前山 光則
今、心待ちにしていることがある。
10月21日(金曜)から、八代市立博物館未来の森ミュージアムで「写真家・麦島勝の世界―ただ、ひたすら、撮り続けた―」が始まるのである。12月4日(日曜)まで行われるので、会期はほぼ一ヶ月半ということになる。麦島勝氏が長年にわたって撮りつづけてきた膨大な写真群の中から164点を選び出して展示される他、氏の写真家としての活動がうかがえるような資料類も並べられる予定である。博物館の学芸員・石原浩さんがだいぶん前から企画し、麦島氏や関係者のもとへ通い詰めたりしながら地道に準備してきた成果が、ようやく公開されるわけである。

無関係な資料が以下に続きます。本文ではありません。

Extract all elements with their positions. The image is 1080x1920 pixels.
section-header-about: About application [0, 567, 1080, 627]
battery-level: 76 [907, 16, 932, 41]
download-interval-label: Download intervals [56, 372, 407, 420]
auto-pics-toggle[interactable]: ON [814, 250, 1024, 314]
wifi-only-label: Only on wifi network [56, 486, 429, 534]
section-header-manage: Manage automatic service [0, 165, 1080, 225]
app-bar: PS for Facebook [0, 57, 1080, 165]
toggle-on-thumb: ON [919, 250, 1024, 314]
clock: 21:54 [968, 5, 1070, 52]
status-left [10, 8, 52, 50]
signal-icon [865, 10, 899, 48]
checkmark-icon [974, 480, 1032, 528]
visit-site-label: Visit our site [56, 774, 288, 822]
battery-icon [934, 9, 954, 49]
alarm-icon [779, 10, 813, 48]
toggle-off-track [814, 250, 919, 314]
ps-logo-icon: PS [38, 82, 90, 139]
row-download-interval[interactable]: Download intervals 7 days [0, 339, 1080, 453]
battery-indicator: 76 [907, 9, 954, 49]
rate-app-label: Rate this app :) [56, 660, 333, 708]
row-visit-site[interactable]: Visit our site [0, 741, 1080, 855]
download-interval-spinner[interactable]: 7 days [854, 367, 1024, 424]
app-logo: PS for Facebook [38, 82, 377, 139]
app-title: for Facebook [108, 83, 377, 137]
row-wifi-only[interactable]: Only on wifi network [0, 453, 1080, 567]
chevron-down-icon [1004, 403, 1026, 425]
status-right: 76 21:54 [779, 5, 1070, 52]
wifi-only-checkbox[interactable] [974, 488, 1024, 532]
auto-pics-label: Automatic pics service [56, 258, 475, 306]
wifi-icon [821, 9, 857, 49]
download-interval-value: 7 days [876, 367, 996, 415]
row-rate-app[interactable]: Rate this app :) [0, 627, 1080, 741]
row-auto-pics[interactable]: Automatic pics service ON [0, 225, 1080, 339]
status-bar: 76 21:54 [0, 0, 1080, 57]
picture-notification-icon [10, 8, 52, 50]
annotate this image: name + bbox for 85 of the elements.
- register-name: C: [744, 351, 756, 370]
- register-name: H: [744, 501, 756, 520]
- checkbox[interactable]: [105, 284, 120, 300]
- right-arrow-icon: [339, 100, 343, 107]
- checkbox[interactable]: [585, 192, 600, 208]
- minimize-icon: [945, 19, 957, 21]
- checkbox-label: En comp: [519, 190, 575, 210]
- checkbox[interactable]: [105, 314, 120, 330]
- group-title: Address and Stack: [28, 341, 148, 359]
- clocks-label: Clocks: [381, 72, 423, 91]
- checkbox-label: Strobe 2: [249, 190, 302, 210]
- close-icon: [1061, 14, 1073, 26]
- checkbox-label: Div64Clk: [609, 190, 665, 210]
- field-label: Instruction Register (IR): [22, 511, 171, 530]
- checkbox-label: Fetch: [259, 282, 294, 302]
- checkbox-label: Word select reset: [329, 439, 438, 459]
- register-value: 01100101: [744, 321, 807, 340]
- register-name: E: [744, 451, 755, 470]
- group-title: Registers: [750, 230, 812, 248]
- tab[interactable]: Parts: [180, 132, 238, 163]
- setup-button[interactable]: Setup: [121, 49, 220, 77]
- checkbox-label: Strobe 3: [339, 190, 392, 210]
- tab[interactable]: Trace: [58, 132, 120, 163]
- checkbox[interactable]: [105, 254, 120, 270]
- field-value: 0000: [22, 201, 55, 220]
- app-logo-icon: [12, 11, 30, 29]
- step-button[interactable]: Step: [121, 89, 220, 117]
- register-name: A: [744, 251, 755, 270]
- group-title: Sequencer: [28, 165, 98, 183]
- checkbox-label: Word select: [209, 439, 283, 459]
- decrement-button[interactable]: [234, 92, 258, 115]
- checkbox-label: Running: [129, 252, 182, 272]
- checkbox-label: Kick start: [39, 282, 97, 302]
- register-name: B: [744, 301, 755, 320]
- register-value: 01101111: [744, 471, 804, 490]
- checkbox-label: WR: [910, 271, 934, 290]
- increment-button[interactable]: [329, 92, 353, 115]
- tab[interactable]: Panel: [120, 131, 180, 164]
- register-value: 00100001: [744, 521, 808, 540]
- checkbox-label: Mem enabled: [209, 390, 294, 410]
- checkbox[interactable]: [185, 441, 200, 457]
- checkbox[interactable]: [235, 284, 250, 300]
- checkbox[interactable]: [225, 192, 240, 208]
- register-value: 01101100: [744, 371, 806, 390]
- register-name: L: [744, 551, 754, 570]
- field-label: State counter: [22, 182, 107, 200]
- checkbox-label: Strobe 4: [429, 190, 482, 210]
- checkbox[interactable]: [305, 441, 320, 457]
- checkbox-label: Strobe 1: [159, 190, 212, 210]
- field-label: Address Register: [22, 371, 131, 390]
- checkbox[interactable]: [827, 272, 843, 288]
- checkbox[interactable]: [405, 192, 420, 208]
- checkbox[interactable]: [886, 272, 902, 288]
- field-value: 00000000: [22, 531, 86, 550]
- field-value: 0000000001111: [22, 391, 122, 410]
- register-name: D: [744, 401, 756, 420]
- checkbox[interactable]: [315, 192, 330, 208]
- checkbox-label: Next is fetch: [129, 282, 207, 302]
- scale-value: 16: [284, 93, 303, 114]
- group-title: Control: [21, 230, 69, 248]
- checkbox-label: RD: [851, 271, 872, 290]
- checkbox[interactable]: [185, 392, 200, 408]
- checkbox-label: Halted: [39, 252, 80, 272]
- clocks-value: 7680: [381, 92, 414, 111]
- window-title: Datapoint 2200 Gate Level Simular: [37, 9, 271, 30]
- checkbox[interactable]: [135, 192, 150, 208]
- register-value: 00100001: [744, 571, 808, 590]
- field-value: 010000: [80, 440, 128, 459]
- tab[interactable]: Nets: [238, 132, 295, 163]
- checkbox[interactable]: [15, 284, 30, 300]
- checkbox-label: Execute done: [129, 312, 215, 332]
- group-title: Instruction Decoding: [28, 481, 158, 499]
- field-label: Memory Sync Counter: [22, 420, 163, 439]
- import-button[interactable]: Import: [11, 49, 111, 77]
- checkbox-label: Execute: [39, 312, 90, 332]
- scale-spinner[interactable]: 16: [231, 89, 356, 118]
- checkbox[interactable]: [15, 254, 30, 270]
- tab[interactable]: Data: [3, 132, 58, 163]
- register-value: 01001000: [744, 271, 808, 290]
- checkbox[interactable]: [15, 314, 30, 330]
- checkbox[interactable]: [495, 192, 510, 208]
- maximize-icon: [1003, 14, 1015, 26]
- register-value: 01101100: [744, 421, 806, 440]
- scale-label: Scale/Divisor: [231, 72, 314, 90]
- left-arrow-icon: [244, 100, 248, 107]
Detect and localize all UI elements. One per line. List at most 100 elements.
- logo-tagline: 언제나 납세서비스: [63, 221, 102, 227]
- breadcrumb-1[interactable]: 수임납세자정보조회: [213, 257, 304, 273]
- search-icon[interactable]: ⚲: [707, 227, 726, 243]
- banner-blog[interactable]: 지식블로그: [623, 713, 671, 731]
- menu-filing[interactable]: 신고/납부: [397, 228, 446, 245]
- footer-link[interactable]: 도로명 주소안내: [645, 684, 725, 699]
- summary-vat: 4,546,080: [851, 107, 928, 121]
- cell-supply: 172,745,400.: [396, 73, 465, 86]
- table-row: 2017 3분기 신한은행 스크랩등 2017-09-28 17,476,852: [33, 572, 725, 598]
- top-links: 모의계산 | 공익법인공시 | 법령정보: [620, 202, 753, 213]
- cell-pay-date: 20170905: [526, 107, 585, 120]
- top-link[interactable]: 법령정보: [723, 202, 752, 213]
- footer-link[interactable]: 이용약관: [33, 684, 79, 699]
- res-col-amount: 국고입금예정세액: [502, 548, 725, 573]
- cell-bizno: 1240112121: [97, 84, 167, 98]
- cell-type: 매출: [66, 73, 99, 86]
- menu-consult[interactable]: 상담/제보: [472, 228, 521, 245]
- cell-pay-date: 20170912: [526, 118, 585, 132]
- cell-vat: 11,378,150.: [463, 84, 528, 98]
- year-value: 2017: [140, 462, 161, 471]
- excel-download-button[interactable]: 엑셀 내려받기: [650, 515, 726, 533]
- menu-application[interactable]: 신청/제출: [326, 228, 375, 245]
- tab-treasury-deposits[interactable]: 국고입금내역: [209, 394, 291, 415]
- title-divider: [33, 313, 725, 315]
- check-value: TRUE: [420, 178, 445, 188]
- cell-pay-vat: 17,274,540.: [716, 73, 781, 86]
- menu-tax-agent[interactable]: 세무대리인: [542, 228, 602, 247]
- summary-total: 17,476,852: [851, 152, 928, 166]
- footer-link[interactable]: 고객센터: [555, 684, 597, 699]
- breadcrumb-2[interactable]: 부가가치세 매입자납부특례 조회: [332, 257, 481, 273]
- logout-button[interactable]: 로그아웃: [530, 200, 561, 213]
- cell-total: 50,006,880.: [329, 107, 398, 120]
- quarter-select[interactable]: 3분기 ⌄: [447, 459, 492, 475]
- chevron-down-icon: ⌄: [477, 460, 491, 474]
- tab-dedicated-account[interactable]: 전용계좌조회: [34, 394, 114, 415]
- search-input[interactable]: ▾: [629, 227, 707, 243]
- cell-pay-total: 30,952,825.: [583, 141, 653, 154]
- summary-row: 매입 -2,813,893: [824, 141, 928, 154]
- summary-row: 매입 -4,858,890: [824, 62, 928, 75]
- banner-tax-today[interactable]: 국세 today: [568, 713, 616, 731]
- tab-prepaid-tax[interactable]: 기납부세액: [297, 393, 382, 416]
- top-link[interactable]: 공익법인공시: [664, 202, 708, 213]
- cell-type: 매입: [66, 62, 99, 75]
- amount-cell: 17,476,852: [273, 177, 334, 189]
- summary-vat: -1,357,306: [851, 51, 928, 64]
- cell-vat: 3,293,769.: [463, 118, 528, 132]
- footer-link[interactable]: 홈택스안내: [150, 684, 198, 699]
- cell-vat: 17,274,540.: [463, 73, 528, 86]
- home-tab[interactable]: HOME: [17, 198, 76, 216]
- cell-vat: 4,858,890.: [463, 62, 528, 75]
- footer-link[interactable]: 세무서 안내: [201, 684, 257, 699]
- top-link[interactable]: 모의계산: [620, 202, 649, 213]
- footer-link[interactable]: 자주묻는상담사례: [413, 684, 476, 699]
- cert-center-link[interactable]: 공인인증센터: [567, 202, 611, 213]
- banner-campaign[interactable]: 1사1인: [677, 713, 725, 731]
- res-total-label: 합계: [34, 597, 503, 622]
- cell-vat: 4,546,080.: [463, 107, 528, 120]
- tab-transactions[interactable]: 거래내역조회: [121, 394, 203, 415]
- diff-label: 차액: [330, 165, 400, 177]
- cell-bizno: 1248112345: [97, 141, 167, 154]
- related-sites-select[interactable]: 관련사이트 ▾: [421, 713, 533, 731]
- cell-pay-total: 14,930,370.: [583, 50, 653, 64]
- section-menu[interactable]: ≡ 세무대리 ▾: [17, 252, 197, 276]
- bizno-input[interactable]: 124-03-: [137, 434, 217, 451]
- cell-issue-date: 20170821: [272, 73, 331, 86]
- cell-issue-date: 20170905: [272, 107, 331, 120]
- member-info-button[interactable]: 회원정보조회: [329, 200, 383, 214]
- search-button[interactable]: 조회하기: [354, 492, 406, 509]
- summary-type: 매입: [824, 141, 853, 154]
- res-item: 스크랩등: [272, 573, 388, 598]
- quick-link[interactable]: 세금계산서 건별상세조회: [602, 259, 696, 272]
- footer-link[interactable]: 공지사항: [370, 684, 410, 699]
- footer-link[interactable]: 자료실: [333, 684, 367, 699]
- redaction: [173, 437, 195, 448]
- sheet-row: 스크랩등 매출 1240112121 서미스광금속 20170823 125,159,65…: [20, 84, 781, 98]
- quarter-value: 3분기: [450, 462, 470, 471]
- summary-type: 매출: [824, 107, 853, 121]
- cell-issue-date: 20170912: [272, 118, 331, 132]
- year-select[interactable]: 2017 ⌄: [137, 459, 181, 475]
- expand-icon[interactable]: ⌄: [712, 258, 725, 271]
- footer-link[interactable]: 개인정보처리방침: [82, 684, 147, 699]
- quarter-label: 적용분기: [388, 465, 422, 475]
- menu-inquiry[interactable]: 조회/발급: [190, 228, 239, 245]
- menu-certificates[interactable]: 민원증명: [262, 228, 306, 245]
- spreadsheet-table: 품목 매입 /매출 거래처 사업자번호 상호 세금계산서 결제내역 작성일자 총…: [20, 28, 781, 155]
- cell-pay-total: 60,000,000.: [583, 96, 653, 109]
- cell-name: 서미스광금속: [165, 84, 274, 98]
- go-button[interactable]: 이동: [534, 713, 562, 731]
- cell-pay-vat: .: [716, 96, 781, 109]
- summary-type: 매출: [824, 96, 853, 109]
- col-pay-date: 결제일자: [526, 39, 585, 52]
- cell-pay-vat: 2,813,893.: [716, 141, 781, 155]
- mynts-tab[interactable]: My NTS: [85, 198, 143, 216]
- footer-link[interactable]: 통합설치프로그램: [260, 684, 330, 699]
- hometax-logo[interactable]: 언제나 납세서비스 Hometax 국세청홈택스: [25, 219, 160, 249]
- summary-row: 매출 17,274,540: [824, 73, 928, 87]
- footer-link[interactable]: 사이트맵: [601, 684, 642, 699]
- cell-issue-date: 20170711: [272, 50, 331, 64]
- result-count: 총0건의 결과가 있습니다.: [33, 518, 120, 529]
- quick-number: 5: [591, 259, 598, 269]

会場内では、「レールが夢を運んでくれる」「街はハイカラ」「川とともに暮らす」「大地に生きる」「賑わう湯のまち」「干拓地は新天地」「さよなら! 昭和」「天草・海からの恵み」「観光の花開く」「祈り・感謝・歓喜」「どこも子どもでいっぱいだった」「ある家族のヒストリー」といった12のテーマが設定され、観てもらうことになっている。石原さんを中心とするスタッフで麦島氏の仕事をつぶさに鑑賞し、選り分けていくうちに、氏の仕事ぶりの多彩さ、行動半径の広さ・深さに感心し、ため息が出る思いであった。だから、展示する際にも氏の写真家としての大きさをどうにか伝えなくてはならないだろう、ということになった。それで、こうした12のテーマ設定が出てきたのであった。撮られた時期は、氏の写真集『昭和の貌――《あの頃》を撮る』(弦書房)がそうであったように、おおむね昭和30年代から40年代へかけてのものが多くなっている。これはやはり昭和2年生まれの麦島氏が最も体力的に充実していたのがその時期であり、だから自然と作品の量も多かったのだと言える。そしてまた、それは自ずと日本の高度経済成長の時期であり、戦後生まれの世代が少年期から青年期へと育って行く過程だったのでもある。写真の記録性を重んじる麦島氏の活動は、そうした時代を活き活きと写し取っている。
さらに言えば、「さよなら! 昭和」とのテーマの中で展示される写真は、まず日本セメント株式会社の最後の姿である。大工場の残骸は平成16年に解体されたのだが、それより前、平成2年に会社の象徴であった大煙突が壊された。この時の迫力に満ちた写真を麦島氏が撮影しているのである。また、工場へ石灰石を供給していたのが八代港沖に浮かぶ大築島(おおつくしま)だが、ここでの人々の生活ぶりや無人島となってからの風景も麦島氏が撮っている。これらは今回はじめて公開されるものであり、むろん『昭和の貌――《あの頃》を撮る』にも収められていない。
この写真展の準備はわたしもお手伝いをしてきたので、ぜひたくさんの人たちに観に来てほしい。鑑賞する価値が必ずあると思う。